81/01 Wasserrechtsgesetz;

Norm

WRG 1959 §138 Abs1 lita;
WRG 1959 §32 Abs1;
WRG 1959 §32 Abs2 litc;

Beachte

Miterledigung (miterledigt bzw zur gemeinsamen Entscheidung verbunden): 90/07/0154 90/07/0155

Betreff

Der Verwaltungsgerichtshof hat durch den Vorsitzenden Senatspäsident Dr. Salcher und die Hofräte Dr. Fürnsinn, Dr. Zeizinger, Dr. Kremla und Dr. Kratschmer als Richter, im Beisein der Schriftführerin Mag. Gritsch, über die Beschwerde

1.

des AN, 2. der BN, 3. des CS, 4. der DS, 5. des GT und

6.

der HT, alle in X, gegen den Bescheid des Landeshauptmannes von Steiermark vom 14. September 1990, Zl. 3-30 R 207 - 90/1, betreffend wasserpolizeiliche Aufträge, zu Recht erkannt:

Spruch

Die Beschwerde wird als unbegründet abgewiesen.
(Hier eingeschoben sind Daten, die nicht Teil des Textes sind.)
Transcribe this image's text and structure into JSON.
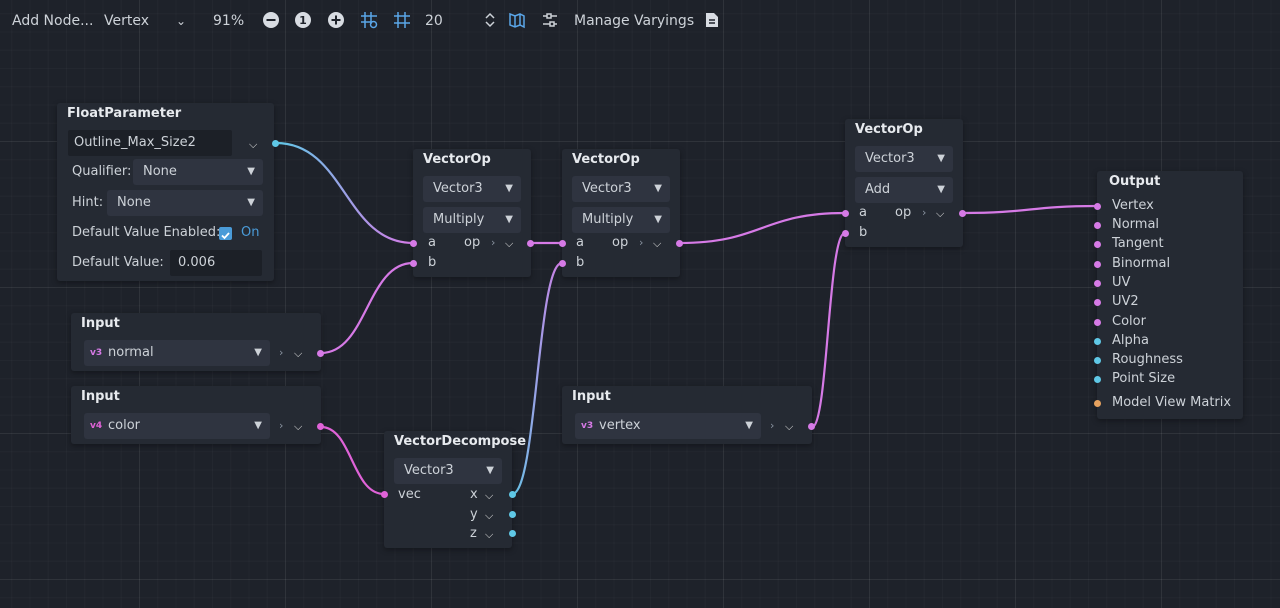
{
  "toolbar": {
    "add_node": "Add Node...",
    "mode": "Vertex",
    "zoom": "91%",
    "snap_value": "20",
    "manage_varyings": "Manage Varyings"
  },
  "icons": {
    "zoom_out": "zoom-out-icon",
    "zoom_reset": "zoom-reset-icon",
    "zoom_in": "zoom-in-icon",
    "grid": "grid-icon",
    "snap": "snap-icon",
    "minimap": "minimap-icon",
    "arrange": "arrange-icon",
    "script": "script-icon"
  },
  "colors": {
    "vector_port": "#d67ae6",
    "scalar_port": "#5fc8e6",
    "transform_port": "#e6a25f",
    "accent": "#4a9bd8",
    "background": "#1e222a",
    "node_bg": "#252a33"
  },
  "float_param": {
    "title": "FloatParameter",
    "name": "Outline_Max_Size2",
    "qualifier_label": "Qualifier:",
    "qualifier": "None",
    "hint_label": "Hint:",
    "hint": "None",
    "dve_label": "Default Value Enabled:",
    "dve_value": "On",
    "dv_label": "Default Value:",
    "dv_value": "0.006"
  },
  "input_normal": {
    "title": "Input",
    "value": "normal",
    "type_icon": "vec3-icon"
  },
  "input_color": {
    "title": "Input",
    "value": "color",
    "type_icon": "vec4-icon"
  },
  "input_vertex": {
    "title": "Input",
    "value": "vertex",
    "type_icon": "vec3-icon"
  },
  "vop1": {
    "title": "VectorOp",
    "type": "Vector3",
    "op": "Multiply",
    "port_a": "a",
    "port_b": "b",
    "port_out": "op"
  },
  "vop2": {
    "title": "VectorOp",
    "type": "Vector3",
    "op": "Multiply",
    "port_a": "a",
    "port_b": "b",
    "port_out": "op"
  },
  "vop3": {
    "title": "VectorOp",
    "type": "Vector3",
    "op": "Add",
    "port_a": "a",
    "port_b": "b",
    "port_out": "op"
  },
  "vdecomp": {
    "title": "VectorDecompose",
    "type": "Vector3",
    "port_in": "vec",
    "port_x": "x",
    "port_y": "y",
    "port_z": "z"
  },
  "output": {
    "title": "Output",
    "ports": [
      "Vertex",
      "Normal",
      "Tangent",
      "Binormal",
      "UV",
      "UV2",
      "Color",
      "Alpha",
      "Roughness",
      "Point Size",
      "Model View Matrix"
    ]
  }
}
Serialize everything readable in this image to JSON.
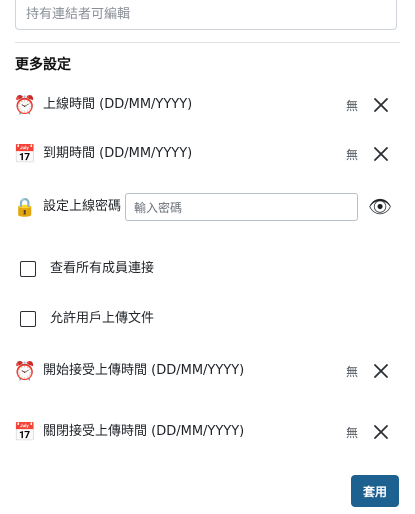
{
  "top_input": {
    "placeholder": "持有連結者可編輯"
  },
  "section": {
    "title": "更多設定"
  },
  "rows": {
    "online_time": {
      "icon": "alarm-clock-icon",
      "label": "上線時間 (DD/MM/YYYY)",
      "value": "無"
    },
    "expire_time": {
      "icon": "calendar-icon",
      "label": "到期時間 (DD/MM/YYYY)",
      "value": "無"
    },
    "password": {
      "icon": "lock-icon",
      "label": "設定上線密碼",
      "placeholder": "輸入密碼",
      "toggle_icon": "eye-icon"
    },
    "view_members": {
      "label": "查看所有成員連接",
      "checked": false
    },
    "allow_upload": {
      "label": "允許用戶上傳文件",
      "checked": false
    },
    "upload_start": {
      "icon": "alarm-clock-icon",
      "label": "開始接受上傳時間 (DD/MM/YYYY)",
      "value": "無"
    },
    "upload_end": {
      "icon": "calendar-icon",
      "label": "關閉接受上傳時間 (DD/MM/YYYY)",
      "value": "無"
    }
  },
  "apply_button": {
    "label": "套用"
  },
  "colors": {
    "accent": "#1d6190",
    "divider": "#dfe3e7"
  }
}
Die Beschwerdeführer haben dem Bund Aufwendungen in der Höhe von je S 460,--insgesamt somit S 2.760,-- binnen zwei Wochen bei sonstiger Exekution zu ersetzen.

Begründung

Mit Bescheid vom 17. Mai 1990 erteilte die Bezirkshauptmannschaft Mürzzuschlag (BH) den Beschwerdeführern sowie einer Reihe anderer Grundeigentümer nach Durchführung zweier mündlicher Verhandlungen gemäß §§ 138 Abs. 1 lit. a sowie 32 Abs. 1 und 2 lit. c WRG 1959 zur Herstellung des gesetzmäßigen Zustandes den Auftrag, auf ihre Kosten die Einleitung von mechanisch gereinigten häuslichen Abwässern aus ihren Wohnobjekten in den Untergrund durch dauerhaftes und wasserdichtes Verschließen des Ablaufes ihrer Kläranlagen, Reinigen der Sickerschächte und Verfüllen derselben mit gewässerunschädlichem Material bis 30. Oktober 1990 zu beseitigen. Zur Begründung wurde ausgeführt, auf Grund der örtlichen Erhebungen stehe fest, daß die Beschwerdeführer ihre Abwässer über wasserrechtlich nicht bewilligte mechanische Reinigungsanlagen mit nachfolgender Versickerung beseitigten. Diese Art der Abwasserbeseitigung entspreche nicht dem Stand der Technik, wobei hiedurch die Gefahr einer negativen Beeinflussung des Grundwassers und auf Grund der lokalen Gegebenheiten einer Beeinträchtigung eines nahe gelegenen, der Wasserversorgung der Gemeinde Y dienenden Grundwasserwerkes bewirkt werde.

In drei gegen diesen Bescheid erhobenen, gleichlautenden Berufungen machten die Beschwerdeführer geltend, die ihnen erteilten Aufträge zur Herstellung des gesetzmäßigen Zustandes stellten für sie eine untragbare Härte dar. Die Gemeinden X und Y hätten angekündigt, Gespräche über die Errichtung einer gemeinsamen Abwasserbeseitigungsanlage zur Herstellung des gesetzmäßigen Zustandes im gegenständlichen Bereich zu führen, wobei eine Studie für eine derartige kommunale Anlage bereits vorliege.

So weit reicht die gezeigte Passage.